Before Luke proposed, he actually asked Emily if there "was anything else he needed to know". She just laughed....and I still don't know what, exactly (or who) she was laughing at. I like to think she was laughing at Luke....but almost ten years later, the jury is still out on that one.
But one thing that I love most about my BFF is that she is totally not judgey. Most obviously is that I am over 30 and still use 'BFF', so that is one. Another, is that she is fully supportive but can also tell me when I am wrong on those very rare occasions. I guess that comes with knowing someone for so long. Let me tell you, once you hold someone's hair more than a couple times, or help them use the bathroom in their wedding dress, walls come down. And she never gives me a hard time for loving Teen Mom almost as much as Alex.
So, today after talking with her I remembered several months ago. I was totally frustrated by the confines of being a stay at home mom and feeling the instant need to escape. I tell Luke I am running to Target and leave Alex with him. Knowing Luke loves going to Target right after hitting the Craft-Dollar-Tiny Figurine Store, I know he won't mind staying behind. On my way to Target (read: the exact moment the garage door closed) I call Emily for back up. She doesn't know it, but of course she doesn't disappoint.
Jane: "So am I going straight to Hell that I just told Luke I am going to Target, but I think I am going to the Tasting Room to have a glass of wine and read?"

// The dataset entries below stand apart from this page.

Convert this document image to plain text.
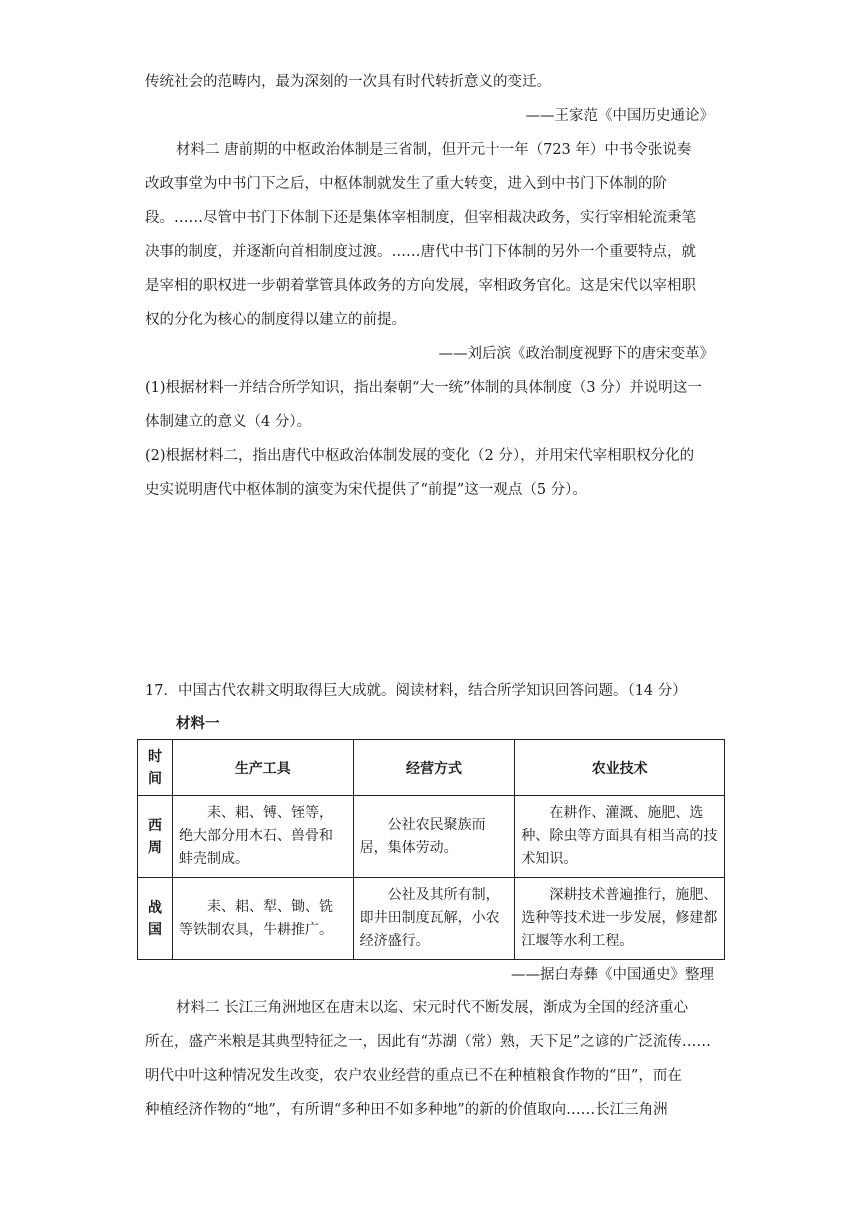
传统社会的范畴内，最为深刻的一次具有时代转折意义的变迁。
——王家范《中国历史通论》
材料二 唐前期的中枢政治体制是三省制，但开元十一年（723 年）中书令张说奏
改政事堂为中书门下之后，中枢体制就发生了重大转变，进入到中书门下体制的阶
段。……尽管中书门下体制下还是集体宰相制度，但宰相裁决政务，实行宰相轮流秉笔
决事的制度，并逐渐向首相制度过渡。……唐代中书门下体制的另外一个重要特点，就
是宰相的职权进一步朝着掌管具体政务的方向发展，宰相政务官化。这是宋代以宰相职
权的分化为核心的制度得以建立的前提。
——刘后滨《政治制度视野下的唐宋变革》
(1)根据材料一并结合所学知识，指出秦朝“大一统”体制的具体制度（3 分）并说明这一
体制建立的意义（4 分）。
(2)根据材料二，指出唐代中枢政治体制发展的变化（2 分），并用宋代宰相职权分化的
史实说明唐代中枢体制的演变为宋代提供了“前提”这一观点（5 分）。
17．中国古代农耕文明取得巨大成就。阅读材料，结合所学知识回答问题。（14 分）
材料一
时间	生产工具	经营方式	农业技术

西周	耒、耜、镈、铚等，绝大部分用木石、兽骨和蚌壳制成。	公社农民聚族而居，集体劳动。	在耕作、灌溉、施肥、选种、除虫等方面具有相当高的技术知识。

战国	耒、耜、犁、锄、铣等铁制农具，牛耕推广。	公社及其所有制，即井田制度瓦解，小农经济盛行。	深耕技术普遍推行，施肥、选种等技术进一步发展，修建都江堰等水利工程。
——据白寿彝《中国通史》整理
材料二 长江三角洲地区在唐末以迄、宋元时代不断发展，渐成为全国的经济重心
所在，盛产米粮是其典型特征之一，因此有“苏湖（常）熟，天下足”之谚的广泛流传……
明代中叶这种情况发生改变，农户农业经营的重点已不在种植粮食作物的“田”，而在
种植经济作物的“地”，有所谓“多种田不如多种地”的新的价值取向……长江三角洲
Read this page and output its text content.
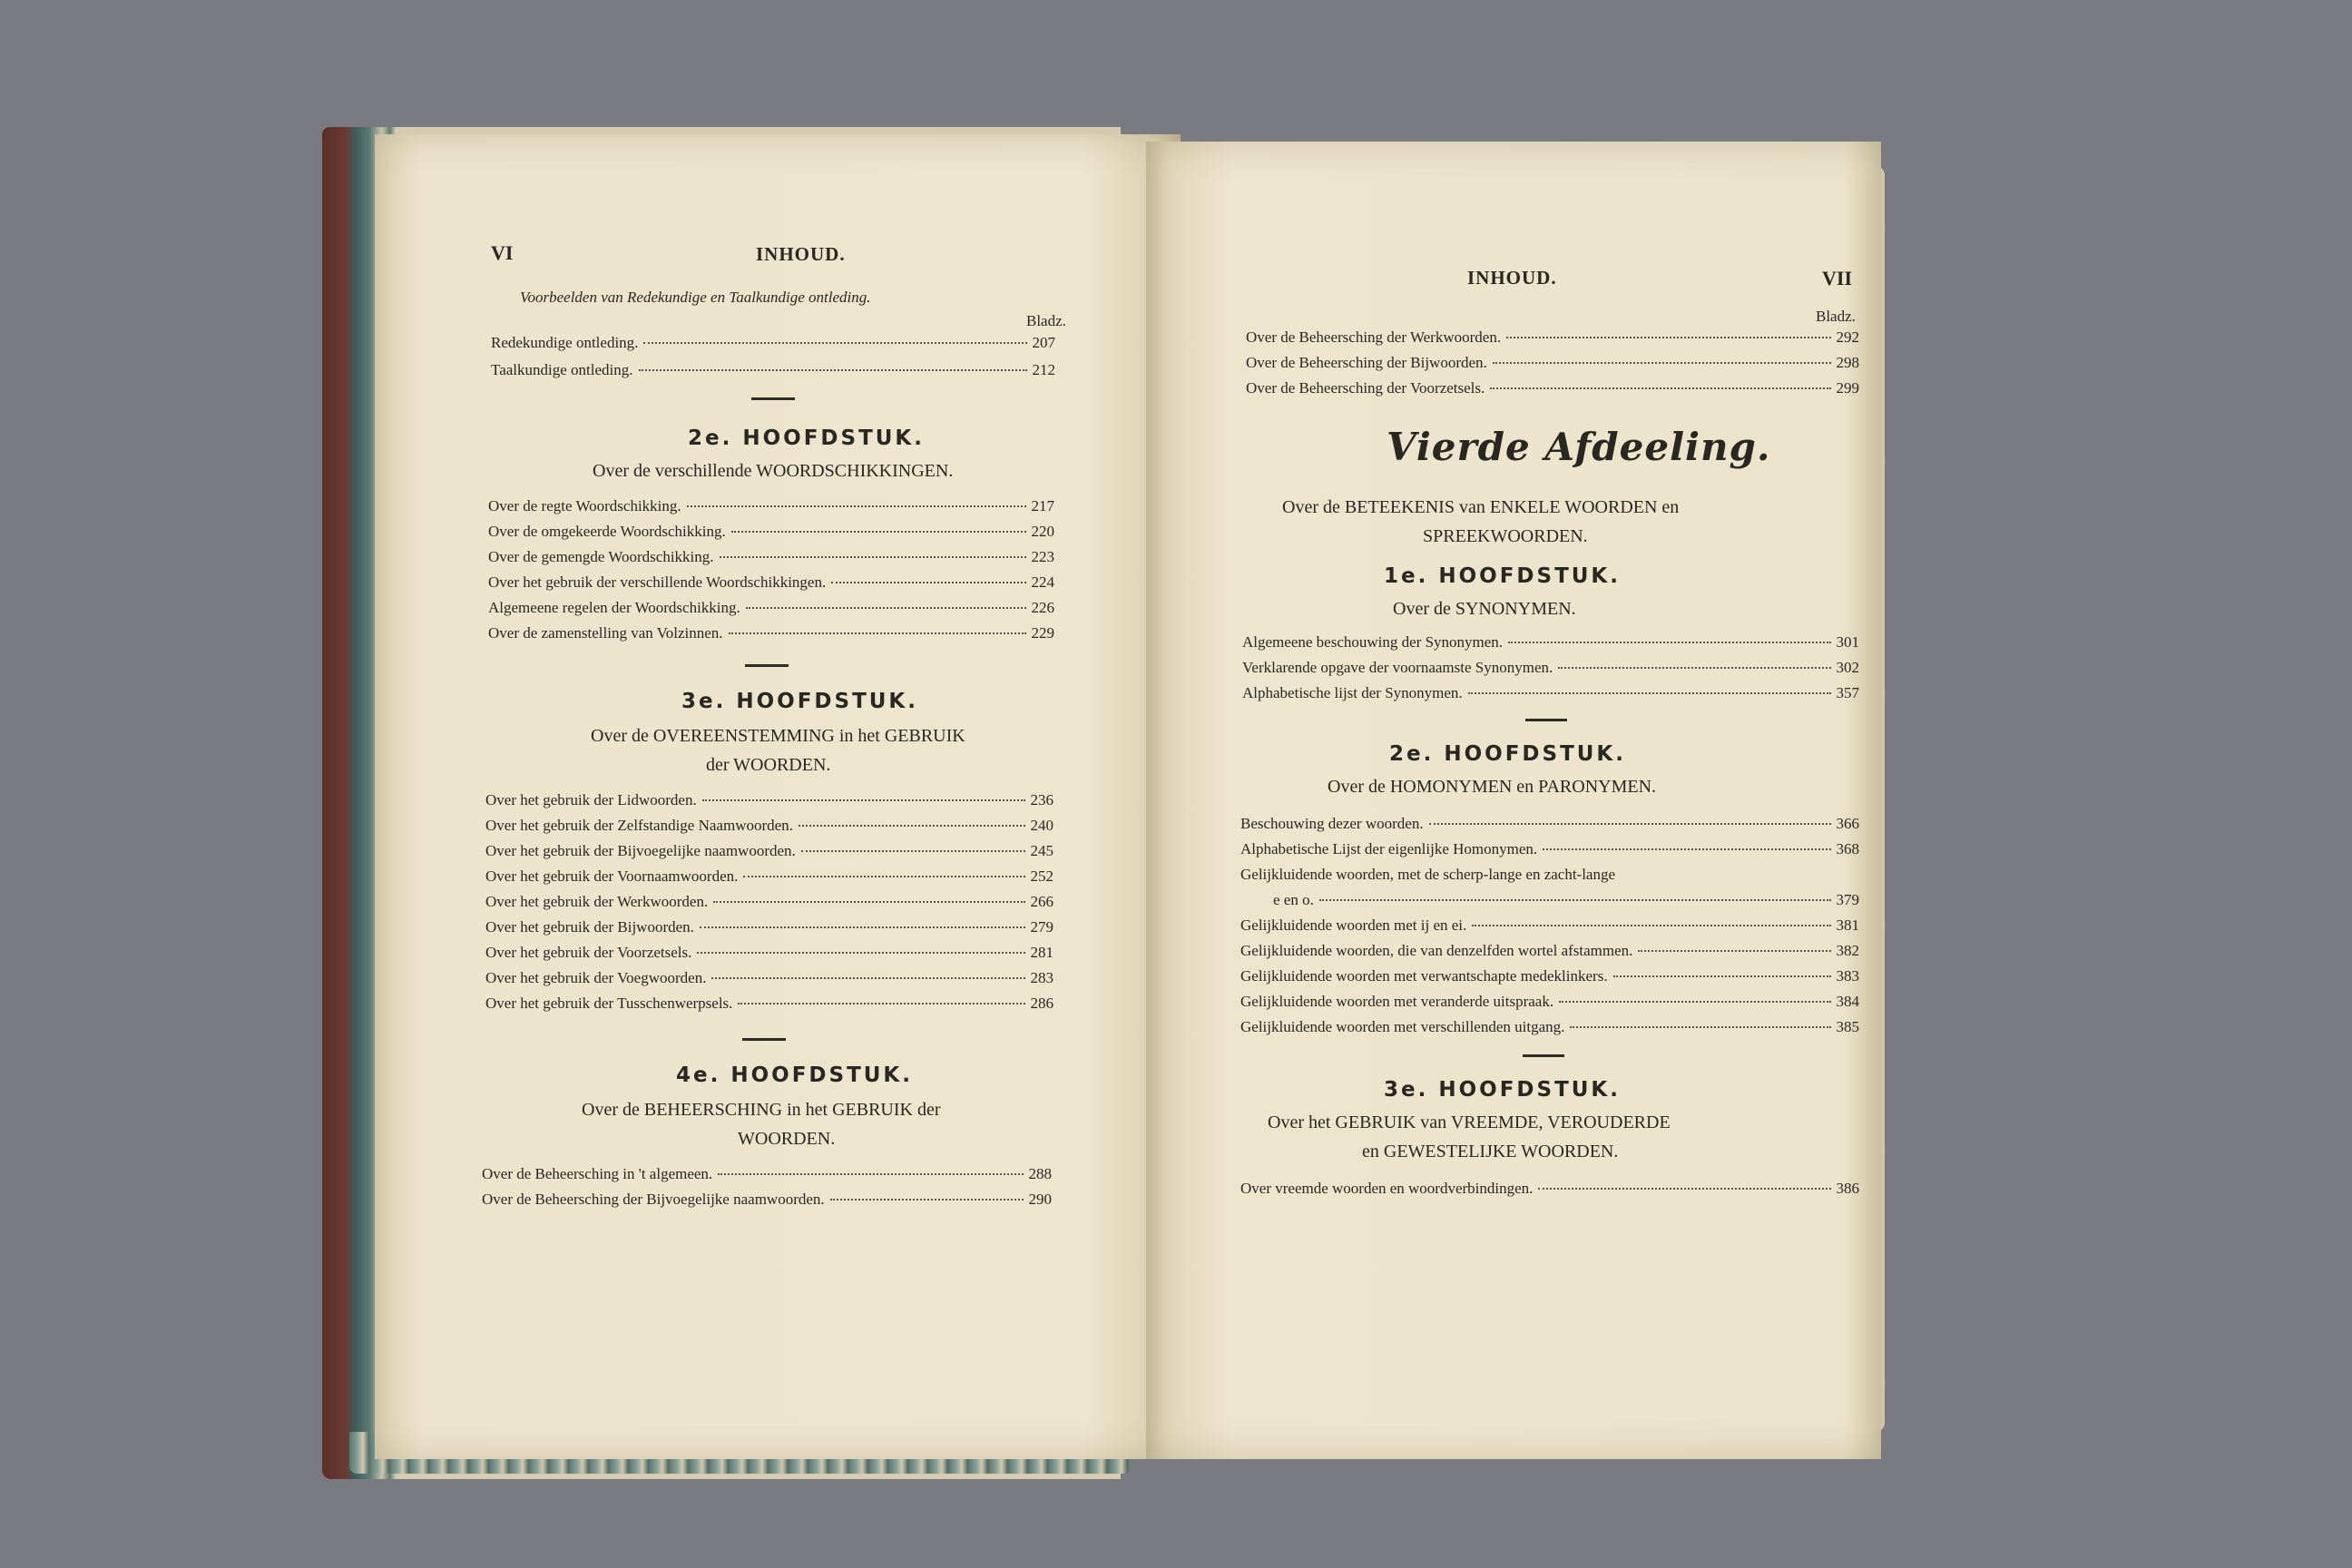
VI	INHOUD.
Voorbeelden van Redekundige en Taalkundige ontleding.
Bladz.
Redekundige ontleding.	207
Taalkundige ontleding.	212
2e. HOOFDSTUK.
Over de verschillende WOORDSCHIKKINGEN.
Over de regte Woordschikking.	217
Over de omgekeerde Woordschikking.	220
Over de gemengde Woordschikking.	223
Over het gebruik der verschillende Woordschikkingen.	224
Algemeene regelen der Woordschikking.	226
Over de zamenstelling van Volzinnen.	229
3e. HOOFDSTUK.
Over de OVEREENSTEMMING in het GEBRUIK
der WOORDEN.
Over het gebruik der Lidwoorden.	236
Over het gebruik der Zelfstandige Naamwoorden.	240
Over het gebruik der Bijvoegelijke naamwoorden.	245
Over het gebruik der Voornaamwoorden.	252
Over het gebruik der Werkwoorden.	266
Over het gebruik der Bijwoorden.	279
Over het gebruik der Voorzetsels.	281
Over het gebruik der Voegwoorden.	283
Over het gebruik der Tusschenwerpsels.	286
4e. HOOFDSTUK.
Over de BEHEERSCHING in het GEBRUIK der
WOORDEN.
Over de Beheersching in 't algemeen.	288
Over de Beheersching der Bijvoegelijke naamwoorden.	290
INHOUD.	VII
Bladz.
Over de Beheersching der Werkwoorden.	292
Over de Beheersching der Bijwoorden.	298
Over de Beheersching der Voorzetsels.	299
Vierde Afdeeling.
Over de BETEEKENIS van ENKELE WOORDEN en
SPREEKWOORDEN.
1e. HOOFDSTUK.
Over de SYNONYMEN.
Algemeene beschouwing der Synonymen.	301
Verklarende opgave der voornaamste Synonymen.	302
Alphabetische lijst der Synonymen.	357
2e. HOOFDSTUK.
Over de HOMONYMEN en PARONYMEN.
Beschouwing dezer woorden.	366
Alphabetische Lijst der eigenlijke Homonymen.	368
Gelijkluidende woorden, met de scherp-lange en zacht-lange
e en o.	379
Gelijkluidende woorden met ij en ei.	381
Gelijkluidende woorden, die van denzelfden wortel afstammen.	382
Gelijkluidende woorden met verwantschapte medeklinkers.	383
Gelijkluidende woorden met veranderde uitspraak.	384
Gelijkluidende woorden met verschillenden uitgang.	385
3e. HOOFDSTUK.
Over het GEBRUIK van VREEMDE, VEROUDERDE
en GEWESTELIJKE WOORDEN.
Over vreemde woorden en woordverbindingen.	386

Emily: (cackles with laughter) No, but have two glasses; one for me too."
I. Love. Her.
As a mom, I totally appreciate that when I mention to her throwing a towel in our whirlpool tub along with a couple toys so I can take a shower isn't unsafe it's resourceful. It isn't my fault Alex now hates all his toys that are in the first floor. I mean, he hasn't exactly said he hates them, but the screaming and head-banging is kinda a sign that he is less than thrilled than being in the bathroom with me....even is Yo Gabba Gabba is on the bathroom TV.
Or, when I tell her about a nasty look I got from some girl when the fam and I were at a patio because we had a baby with us. Either I didn't get the memo that a place with picnic tables and a crock pot of free hot dogs is too fancy for a baby, or she didn't get the memo that Houston doesn't have an age requirement to enjoy a locally brewed beverage among friends. Emily didn't understand why she would even care and then sweetly reassured me that after college that beer will catch up to her.
Yeah, she is that good.
It's Tuesday, Em, and I am cheersing to you. You are the best a gal ever had.
And you should know, no wine was injured in this post.